Ben: This is further showing that Austin can be a legit option as a receiver. He runs a beautiful route, grabs the ball on a tight sideline throws and is still somehow able to get a few yards after the catch. Very few receivers would be able to redirect after that catch and get those extra yards.

Derrik: Notice the jab step inside and up the field at the top of his route, then how quickly he flips his hips and gets to the sideline. He can be a real receiver on top of being s short game catch-and-run threat.
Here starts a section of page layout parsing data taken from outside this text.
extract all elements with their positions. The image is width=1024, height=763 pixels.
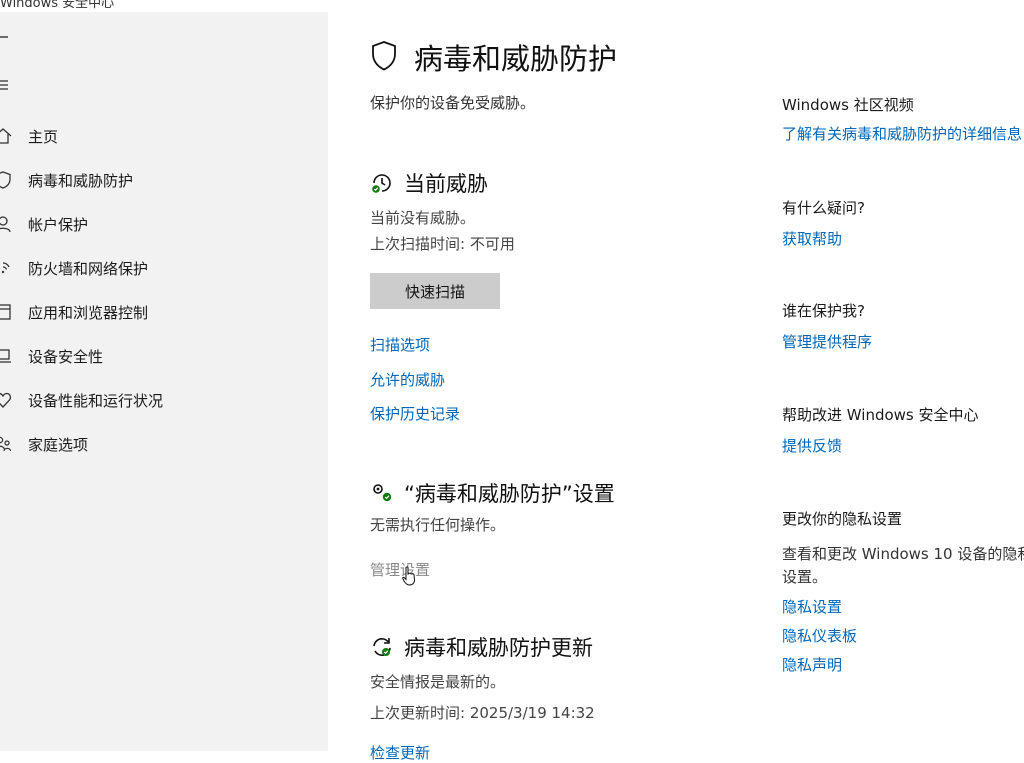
sidebar-item-label: 应用和浏览器控制 <box>28 304 149 322</box>
protection-history-link[interactable]: 保护历史记录 <box>370 403 460 424</box>
hand-cursor-icon <box>402 566 416 586</box>
section-title: 当前威胁 <box>404 172 488 196</box>
improve-heading: 帮助改进 Windows 安全中心 <box>782 406 979 424</box>
privacy-settings-link[interactable]: 隐私设置 <box>782 596 842 617</box>
sidebar-item-label: 防火墙和网络保护 <box>28 260 149 278</box>
threat-status-text: 当前没有威胁。 <box>370 209 476 227</box>
person-icon <box>0 216 11 233</box>
shield-icon <box>372 41 396 71</box>
app-window-icon <box>0 304 11 320</box>
home-icon <box>0 128 12 144</box>
feedback-link[interactable]: 提供反馈 <box>782 435 842 456</box>
last-update-text: 上次更新时间: 2025/3/19 14:32 <box>370 704 595 722</box>
sidebar-item-account[interactable]: 帐户保护 <box>0 206 328 242</box>
sidebar-item-label: 家庭选项 <box>28 436 89 454</box>
privacy-description-cont: 设置。 <box>782 568 828 586</box>
sidebar-item-home[interactable]: 主页 <box>0 118 328 154</box>
last-scan-text: 上次扫描时间: 不可用 <box>370 235 515 253</box>
scan-options-link[interactable]: 扫描选项 <box>370 334 430 355</box>
section-title: “病毒和威胁防护”设置 <box>404 482 615 506</box>
minimize-button[interactable]: — <box>994 0 1007 7</box>
scan-history-icon <box>372 174 391 193</box>
sidebar-item-device-performance[interactable]: 设备性能和运行状况 <box>0 382 328 418</box>
related-panel: Windows 社区视频 了解有关病毒和威胁防护的详细信息 有什么疑问? 获取帮… <box>782 12 1024 751</box>
section-title: 病毒和威胁防护更新 <box>404 636 593 660</box>
title-bar: Windows 安全中心 — <box>0 0 1024 12</box>
update-status-text: 安全情报是最新的。 <box>370 673 506 691</box>
sidebar-item-app-browser[interactable]: 应用和浏览器控制 <box>0 294 328 330</box>
manage-settings-link[interactable]: 管理设置 <box>370 559 430 580</box>
manage-providers-link[interactable]: 管理提供程序 <box>782 331 872 352</box>
community-video-link[interactable]: 了解有关病毒和威胁防护的详细信息 <box>782 123 1022 144</box>
heart-icon <box>0 392 12 408</box>
sidebar-item-virus-protection[interactable]: 病毒和威胁防护 <box>0 162 328 198</box>
privacy-statement-link[interactable]: 隐私声明 <box>782 654 842 675</box>
get-help-link[interactable]: 获取帮助 <box>782 228 842 249</box>
sidebar-item-device-security[interactable]: 设备安全性 <box>0 338 328 374</box>
sidebar-item-firewall[interactable]: 防火墙和网络保护 <box>0 250 328 286</box>
settings-status-text: 无需执行任何操作。 <box>370 516 506 534</box>
allowed-threats-link[interactable]: 允许的威胁 <box>370 369 445 390</box>
back-arrow-icon <box>0 36 8 38</box>
sidebar-item-family[interactable]: 家庭选项 <box>0 426 328 462</box>
update-refresh-icon <box>373 638 391 656</box>
privacy-heading: 更改你的隐私设置 <box>782 510 903 528</box>
current-threats-header: 当前威胁 <box>370 168 790 198</box>
sidebar-item-label: 设备性能和运行状况 <box>28 392 164 410</box>
sidebar: 主页 病毒和威胁防护 帐户保护 防火墙和网络保护 应用和浏览器控制 设备安全性 … <box>0 12 328 751</box>
hamburger-icon <box>0 80 8 90</box>
sidebar-item-label: 主页 <box>28 128 59 146</box>
sidebar-item-label: 病毒和威胁防护 <box>28 172 134 190</box>
protection-updates-header: 病毒和威胁防护更新 <box>370 632 790 662</box>
laptop-icon <box>0 349 11 363</box>
back-button[interactable] <box>0 26 18 48</box>
protection-settings-header: “病毒和威胁防护”设置 <box>370 478 790 508</box>
check-updates-link[interactable]: 检查更新 <box>370 742 430 763</box>
help-heading: 有什么疑问? <box>782 199 865 217</box>
privacy-description: 查看和更改 Windows 10 设备的隐私 <box>782 545 1024 563</box>
shield-icon <box>0 171 11 189</box>
family-icon <box>0 436 12 452</box>
community-heading: Windows 社区视频 <box>782 96 914 114</box>
page-title: 病毒和威胁防护 <box>414 42 618 76</box>
page-subtitle: 保护你的设备免受威胁。 <box>370 94 536 112</box>
privacy-dashboard-link[interactable]: 隐私仪表板 <box>782 625 857 646</box>
menu-button[interactable] <box>0 74 18 96</box>
wifi-icon <box>1 262 10 274</box>
app-title: Windows 安全中心 <box>0 0 115 11</box>
settings-gear-icon <box>373 484 392 502</box>
main-content: 病毒和威胁防护 保护你的设备免受威胁。 当前威胁 当前没有威胁。 上次扫描时间:… <box>328 12 780 762</box>
sidebar-item-label: 帐户保护 <box>28 216 89 234</box>
sidebar-item-label: 设备安全性 <box>28 348 104 366</box>
quick-scan-button[interactable]: 快速扫描 <box>370 273 500 309</box>
protector-heading: 谁在保护我? <box>782 302 865 320</box>
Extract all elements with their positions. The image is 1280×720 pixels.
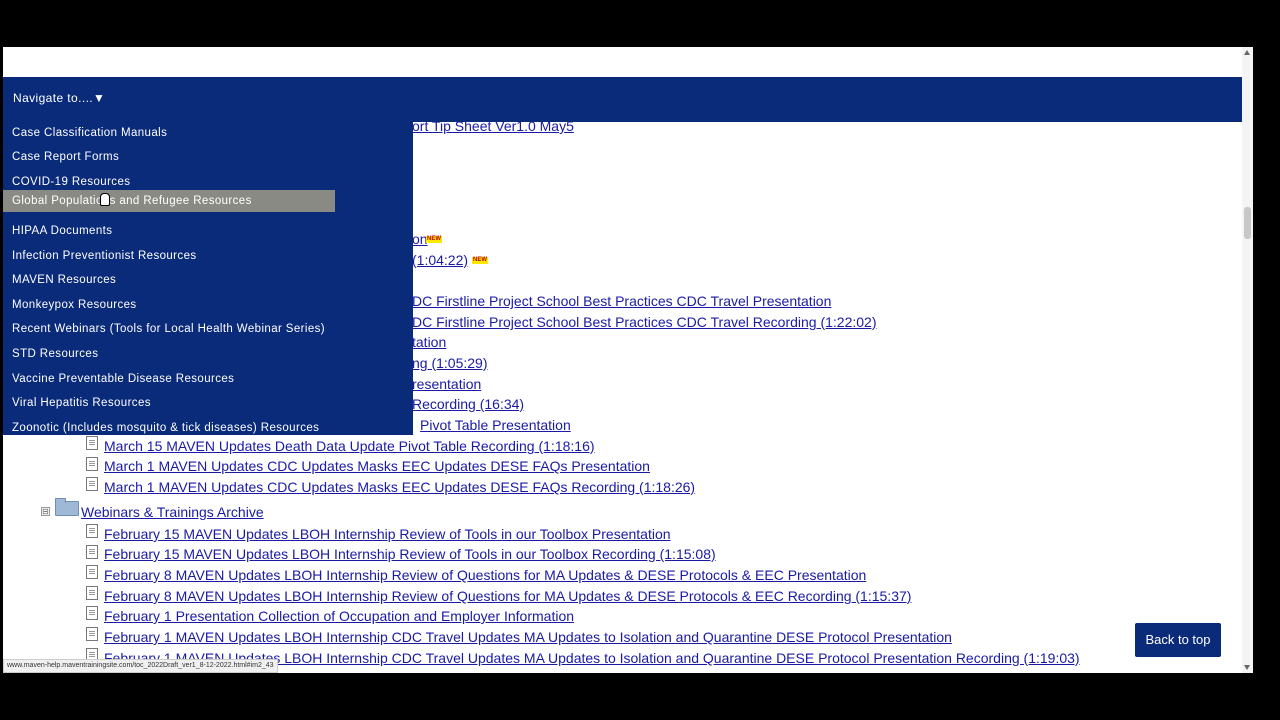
- document-link[interactable]: February 8 MAVEN Updates LBOH Internship…: [104, 588, 911, 604]
- menu-item-case-report-forms[interactable]: Case Report Forms: [3, 146, 119, 168]
- menu-item-vaccine-preventable[interactable]: Vaccine Preventable Disease Resources: [3, 368, 234, 390]
- menu-item-case-classification-manuals[interactable]: Case Classification Manuals: [3, 122, 167, 144]
- document-icon: [86, 477, 98, 491]
- menu-item-recent-webinars[interactable]: Recent Webinars (Tools for Local Health …: [3, 318, 325, 340]
- navigation-bar: Navigate to....▼: [3, 77, 1242, 122]
- menu-item-zoonotic-resources[interactable]: Zoonotic (Includes mosquito & tick disea…: [3, 417, 319, 439]
- document-link[interactable]: March 1 MAVEN Updates CDC Updates Masks …: [104, 458, 650, 474]
- folder-link[interactable]: Webinars & Trainings Archive: [81, 504, 264, 520]
- document-icon: [86, 565, 98, 579]
- document-link[interactable]: February 1 MAVEN Updates LBOH Internship…: [104, 629, 952, 645]
- browser-viewport: ort Tip Sheet Ver1.0 May5 on NEW (1:04:2…: [3, 47, 1253, 673]
- document-link[interactable]: February 15 MAVEN Updates LBOH Internshi…: [104, 546, 716, 562]
- menu-item-std-resources[interactable]: STD Resources: [3, 343, 98, 365]
- document-icon: [86, 627, 98, 641]
- partial-link[interactable]: DC Firstline Project School Best Practic…: [412, 314, 877, 330]
- back-to-top-button[interactable]: Back to top: [1135, 623, 1221, 657]
- menu-item-maven-resources[interactable]: MAVEN Resources: [3, 269, 116, 291]
- menu-item-hipaa-documents[interactable]: HIPAA Documents: [3, 220, 112, 242]
- document-icon: [86, 586, 98, 600]
- partial-link[interactable]: (1:04:22): [412, 252, 468, 268]
- document-icon: [86, 524, 98, 538]
- partial-link[interactable]: Recording (16:34): [412, 396, 524, 412]
- menu-item-infection-preventionist[interactable]: Infection Preventionist Resources: [3, 245, 197, 267]
- vertical-scrollbar[interactable]: [1242, 47, 1253, 673]
- scroll-thumb[interactable]: [1244, 207, 1251, 239]
- navigate-to-menu: Case Classification Manuals Case Report …: [3, 122, 413, 435]
- document-icon: [86, 545, 98, 559]
- mouse-cursor-icon: [100, 193, 110, 206]
- dropdown-arrow-icon: ▼: [93, 91, 106, 105]
- document-link[interactable]: February 1 Presentation Collection of Oc…: [104, 608, 574, 624]
- folder-icon: [55, 498, 79, 516]
- document-icon: [86, 606, 98, 620]
- partial-link[interactable]: ng (1:05:29): [412, 355, 488, 371]
- new-badge: NEW: [472, 257, 488, 264]
- document-link[interactable]: February 15 MAVEN Updates LBOH Internshi…: [104, 526, 671, 542]
- document-link[interactable]: March 15 MAVEN Updates Death Data Update…: [104, 438, 595, 454]
- menu-item-monkeypox-resources[interactable]: Monkeypox Resources: [3, 294, 137, 316]
- collapse-icon[interactable]: ⊟: [41, 507, 50, 516]
- navigate-to-dropdown[interactable]: Navigate to....▼: [13, 91, 105, 105]
- scroll-down-icon[interactable]: [1244, 665, 1250, 670]
- menu-item-global-populations[interactable]: Global Populations and Refugee Resources: [3, 190, 335, 212]
- document-link[interactable]: February 8 MAVEN Updates LBOH Internship…: [104, 567, 866, 583]
- partial-link[interactable]: Pivot Table Presentation: [420, 417, 571, 433]
- new-badge: NEW: [426, 236, 442, 243]
- partial-link[interactable]: tation: [412, 334, 446, 350]
- partial-link[interactable]: resentation: [412, 376, 481, 392]
- document-link[interactable]: March 1 MAVEN Updates CDC Updates Masks …: [104, 479, 695, 495]
- scroll-up-icon[interactable]: [1244, 50, 1250, 55]
- status-bar-url: www.maven-help.maventrainingsite.com/toc…: [3, 659, 278, 673]
- navigate-to-label: Navigate to....: [13, 91, 94, 105]
- partial-link[interactable]: DC Firstline Project School Best Practic…: [412, 293, 831, 309]
- document-icon: [86, 457, 98, 471]
- menu-item-viral-hepatitis[interactable]: Viral Hepatitis Resources: [3, 392, 151, 414]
Ben: I have a saying that receivers are usually good until they aren't. What I mean by that is that receivers, especially number one and number two receivers, usually have unique athletic skill sets that can get exploited with the right amount of targets. Different quarterbacks use different receivers in different ways. Ben Roethlisberger's pinpoint accuracy makes Antonio Brown a star just like Jameis Winston's aggressive passing style helps big-bodied receivers like Mike Evans and Kelvin Benjamin (at Florida State) produce. Austin was star at West Virginia because the ball was constantly in his hands. Too often during his pro career, the Rams haven't furred out how to consistently do that for him, not to mention the relative quarterback play has been much worse. Austin has this incredibly unique skill set, unlike most any other player in the league. With solid quarterback play and proper usage, I think he will be a major contributor for the Rams.

Derrik: With Goff presumably providing more stability and accuracy than Foles did last year, I think that ends up being the case as well. Aside from Gurley, Austin is far and away the best skill player that the Rams have right now and that needs to be fully embraced.